En guise d’illustration, sur le site planète-Sénégal.com, un internaute exprime ses soucis en ces termes : ‘’Moi aussi je suis sénégalaise de France, mais, on m'a toujours dit qu’en ayant la double nationalité, si jamais il m'arrivait un problème au Sénégal, la France ne pourrait pas intervenir... Est-ce que c'est vrai ?’’ Une interrogation qui indique clairement l’un des buts visés. Et sur le site, les binationaux discutent beaucoup sur la possibilité ou non que la France intercède en leur faveur, s’ils ont des soucis au Sénégal. Sans doute que la propension de l’hexagone à intervenir dans ses anciennes colonies y est pour beaucoup.
Renoncer à la nationalité sénégalaise ? Pas évident !
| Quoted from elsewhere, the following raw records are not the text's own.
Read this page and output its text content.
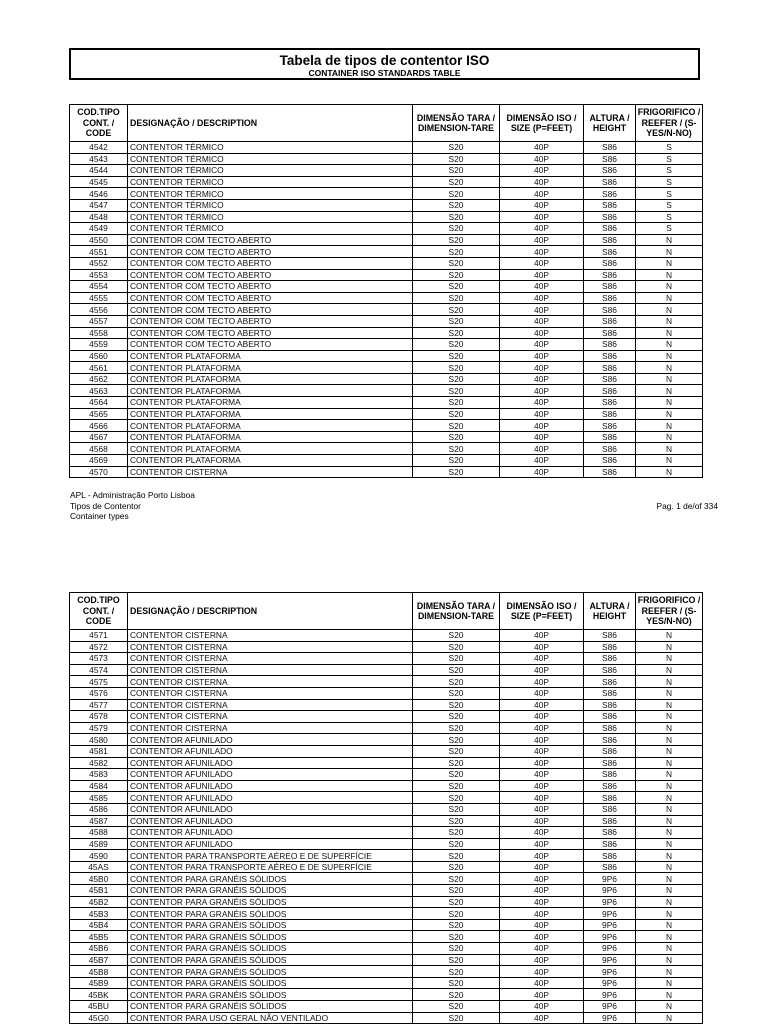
Tabela de tipos de contentor ISO
CONTAINER ISO STANDARDS TABLE
COD.TIPO CONT. / CODE	DESIGNAÇÃO / DESCRIPTION	DIMENSÃO TARA / DIMENSION-TARE	DIMENSÃO ISO / SIZE (P=FEET)	ALTURA / HEIGHT	FRIGORIFICO / REEFER / (S-YES/N-NO)
4542	CONTENTOR TÉRMICO	S20	40P	S86	S
4543	CONTENTOR TÉRMICO	S20	40P	S86	S
4544	CONTENTOR TÉRMICO	S20	40P	S86	S
4545	CONTENTOR TÉRMICO	S20	40P	S86	S
4546	CONTENTOR TÉRMICO	S20	40P	S86	S
4547	CONTENTOR TÉRMICO	S20	40P	S86	S
4548	CONTENTOR TÉRMICO	S20	40P	S86	S
4549	CONTENTOR TÉRMICO	S20	40P	S86	S
4550	CONTENTOR COM TECTO ABERTO	S20	40P	S86	N
4551	CONTENTOR COM TECTO ABERTO	S20	40P	S86	N
4552	CONTENTOR COM TECTO ABERTO	S20	40P	S86	N
4553	CONTENTOR COM TECTO ABERTO	S20	40P	S86	N
4554	CONTENTOR COM TECTO ABERTO	S20	40P	S86	N
4555	CONTENTOR COM TECTO ABERTO	S20	40P	S86	N
4556	CONTENTOR COM TECTO ABERTO	S20	40P	S86	N
4557	CONTENTOR COM TECTO ABERTO	S20	40P	S86	N
4558	CONTENTOR COM TECTO ABERTO	S20	40P	S86	N
4559	CONTENTOR COM TECTO ABERTO	S20	40P	S86	N
4560	CONTENTOR PLATAFORMA	S20	40P	S86	N
4561	CONTENTOR PLATAFORMA	S20	40P	S86	N
4562	CONTENTOR PLATAFORMA	S20	40P	S86	N
4563	CONTENTOR PLATAFORMA	S20	40P	S86	N
4564	CONTENTOR PLATAFORMA	S20	40P	S86	N
4565	CONTENTOR PLATAFORMA	S20	40P	S86	N
4566	CONTENTOR PLATAFORMA	S20	40P	S86	N
4567	CONTENTOR PLATAFORMA	S20	40P	S86	N
4568	CONTENTOR PLATAFORMA	S20	40P	S86	N
4569	CONTENTOR PLATAFORMA	S20	40P	S86	N
4570	CONTENTOR CISTERNA	S20	40P	S86	N
APL - Administração Porto Lisboa
Tipos de Contentor
Container types
Pag. 1 de/of 334
COD.TIPO CONT. / CODE	DESIGNAÇÃO / DESCRIPTION	DIMENSÃO TARA / DIMENSION-TARE	DIMENSÃO ISO / SIZE (P=FEET)	ALTURA / HEIGHT	FRIGORIFICO / REEFER / (S-YES/N-NO)
4571	CONTENTOR CISTERNA	S20	40P	S86	N
4572	CONTENTOR CISTERNA	S20	40P	S86	N
4573	CONTENTOR CISTERNA	S20	40P	S86	N
4574	CONTENTOR CISTERNA	S20	40P	S86	N
4575	CONTENTOR CISTERNA	S20	40P	S86	N
4576	CONTENTOR CISTERNA	S20	40P	S86	N
4577	CONTENTOR CISTERNA	S20	40P	S86	N
4578	CONTENTOR CISTERNA	S20	40P	S86	N
4579	CONTENTOR CISTERNA	S20	40P	S86	N
4580	CONTENTOR AFUNILADO	S20	40P	S86	N
4581	CONTENTOR AFUNILADO	S20	40P	S86	N
4582	CONTENTOR AFUNILADO	S20	40P	S86	N
4583	CONTENTOR AFUNILADO	S20	40P	S86	N
4584	CONTENTOR AFUNILADO	S20	40P	S86	N
4585	CONTENTOR AFUNILADO	S20	40P	S86	N
4586	CONTENTOR AFUNILADO	S20	40P	S86	N
4587	CONTENTOR AFUNILADO	S20	40P	S86	N
4588	CONTENTOR AFUNILADO	S20	40P	S86	N
4589	CONTENTOR AFUNILADO	S20	40P	S86	N
4590	CONTENTOR PARA TRANSPORTE AÉREO E DE SUPERFÍCIE	S20	40P	S86	N
45AS	CONTENTOR PARA TRANSPORTE AÉREO E DE SUPERFÍCIE	S20	40P	S86	N
45B0	CONTENTOR PARA GRANÉIS SÓLIDOS	S20	40P	9P6	N
45B1	CONTENTOR PARA GRANÉIS SÓLIDOS	S20	40P	9P6	N
45B2	CONTENTOR PARA GRANÉIS SÓLIDOS	S20	40P	9P6	N
45B3	CONTENTOR PARA GRANÉIS SÓLIDOS	S20	40P	9P6	N
45B4	CONTENTOR PARA GRANÉIS SÓLIDOS	S20	40P	9P6	N
45B5	CONTENTOR PARA GRANÉIS SÓLIDOS	S20	40P	9P6	N
45B6	CONTENTOR PARA GRANÉIS SÓLIDOS	S20	40P	9P6	N
45B7	CONTENTOR PARA GRANÉIS SÓLIDOS	S20	40P	9P6	N
45B8	CONTENTOR PARA GRANÉIS SÓLIDOS	S20	40P	9P6	N
45B9	CONTENTOR PARA GRANÉIS SÓLIDOS	S20	40P	9P6	N
45BK	CONTENTOR PARA GRANÉIS SÓLIDOS	S20	40P	9P6	N
45BU	CONTENTOR PARA GRANÉIS SÓLIDOS	S20	40P	9P6	N
45G0	CONTENTOR PARA USO GERAL NÃO VENTILADO	S20	40P	9P6	N
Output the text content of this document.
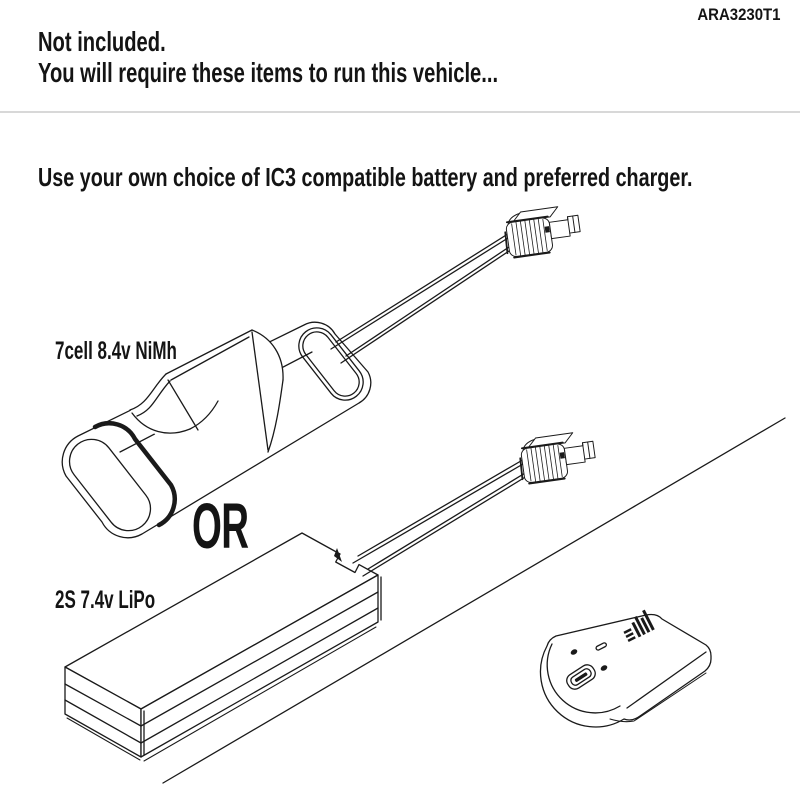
ARA3230T1
Not included.
You will require these items to run this vehicle...
Use your own choice of IC3 compatible battery and preferred charger.
7cell 8.4v NiMh
OR
2S 7.4v LiPo
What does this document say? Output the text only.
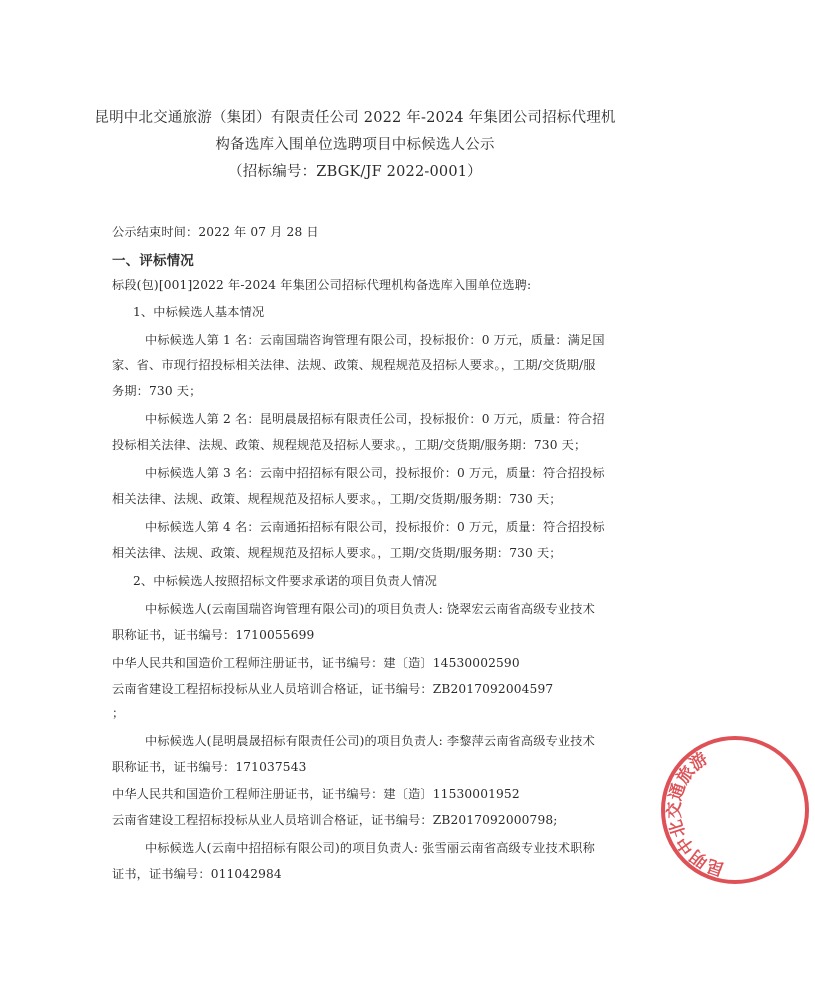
昆明中北交通旅游（集团）有限责任公司 2022 年-2024 年集团公司招标代理机
构备选库入围单位选聘项目中标候选人公示
（招标编号：ZBGK/JF 2022-0001）
公示结束时间：2022 年 07 月 28 日
一、评标情况
标段(包)[001]2022 年-2024 年集团公司招标代理机构备选库入围单位选聘:
1、中标候选人基本情况
中标候选人第 1 名：云南国瑞咨询管理有限公司，投标报价：0 万元，质量：满足国
家、省、市现行招投标相关法律、法规、政策、规程规范及招标人要求。，工期/交货期/服
务期：730 天；
中标候选人第 2 名：昆明晨晟招标有限责任公司，投标报价：0 万元，质量：符合招
投标相关法律、法规、政策、规程规范及招标人要求。，工期/交货期/服务期：730 天；
中标候选人第 3 名：云南中招招标有限公司，投标报价：0 万元，质量：符合招投标
相关法律、法规、政策、规程规范及招标人要求。，工期/交货期/服务期：730 天；
中标候选人第 4 名：云南通拓招标有限公司，投标报价：0 万元，质量：符合招投标
相关法律、法规、政策、规程规范及招标人要求。，工期/交货期/服务期：730 天；
2、中标候选人按照招标文件要求承诺的项目负责人情况
中标候选人(云南国瑞咨询管理有限公司)的项目负责人: 饶翠宏云南省高级专业技术
职称证书，证书编号：1710055699
中华人民共和国造价工程师注册证书，证书编号：建〔造〕14530002590
云南省建设工程招标投标从业人员培训合格证，证书编号：ZB2017092004597
；
中标候选人(昆明晨晟招标有限责任公司)的项目负责人: 李黎萍云南省高级专业技术
职称证书，证书编号：171037543
中华人民共和国造价工程师注册证书，证书编号：建〔造〕11530001952
云南省建设工程招标投标从业人员培训合格证，证书编号：ZB2017092000798;
中标候选人(云南中招招标有限公司)的项目负责人: 张雪丽云南省高级专业技术职称
证书，证书编号：011042984	昆明中北交通旅游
Face à cette situation, il y a lieu de s’interroger sur l’opportunité d’interdire la double nationalité, si tel est le cas aujourd’hui. Abdoulaye Makhtar Diop révèle qu’un ancien ambassadeur de la France lui avait demandé, en 1989, de reprendre sa nationalité française. Mais il a refusé. Sa devise est claire : ‘’On peut avoir plusieurs nationalités, si on veut, mais on n’a qu’une seule patrie.’’ Et pour lui, la patrie, c’est la terre des parents. Pour autant, il n’est pas contre l’instauration d’un débat sur cette question. A son avis, il est important de voir si au 21e siècle, avec le monde planétaire, il faut interdire la double nationalité. Une vision qui cadre parfaitement avec celle de l’interlocuteur membre de la majorité présidentielle qui se dit attaché à la libre circulation des personnes. Lui aussi se demande s’il est opportun de maintenir l’interdiction.
Cependant, tous les deux sont d’accord qu’à partir d’un certain niveau de responsabilité, il faut des restrictions. Ils ne peuvent pas admettre qu’un président de la République soit un binational. Un conflit d’intérêts potentiel existe. La personne qui veut diriger un pays doit donc faire un choix. Renoncer à une nationalité. Mais il faut faire attention sur cette question. L’un des constitutionnalistes affirme que, contrairement à la croyance populaire, la nationalité n’est pas un droit dont on peut disposer librement. Par exemple, ce n’est pas parce qu’un Sénégalais a décidé de renoncer à sa nationalité qu’il la perd. D’après lui, ce que le citoyen peut faire, c’est de formuler une intention de renonciation. La décision appartient alors à l’Etat, particulièrement au président de la République qui peut accepter, comme il peut refuser. Et dans le cas d’un refus, il reste sénégalais et l’Etat exerce tous ses droits sur lui.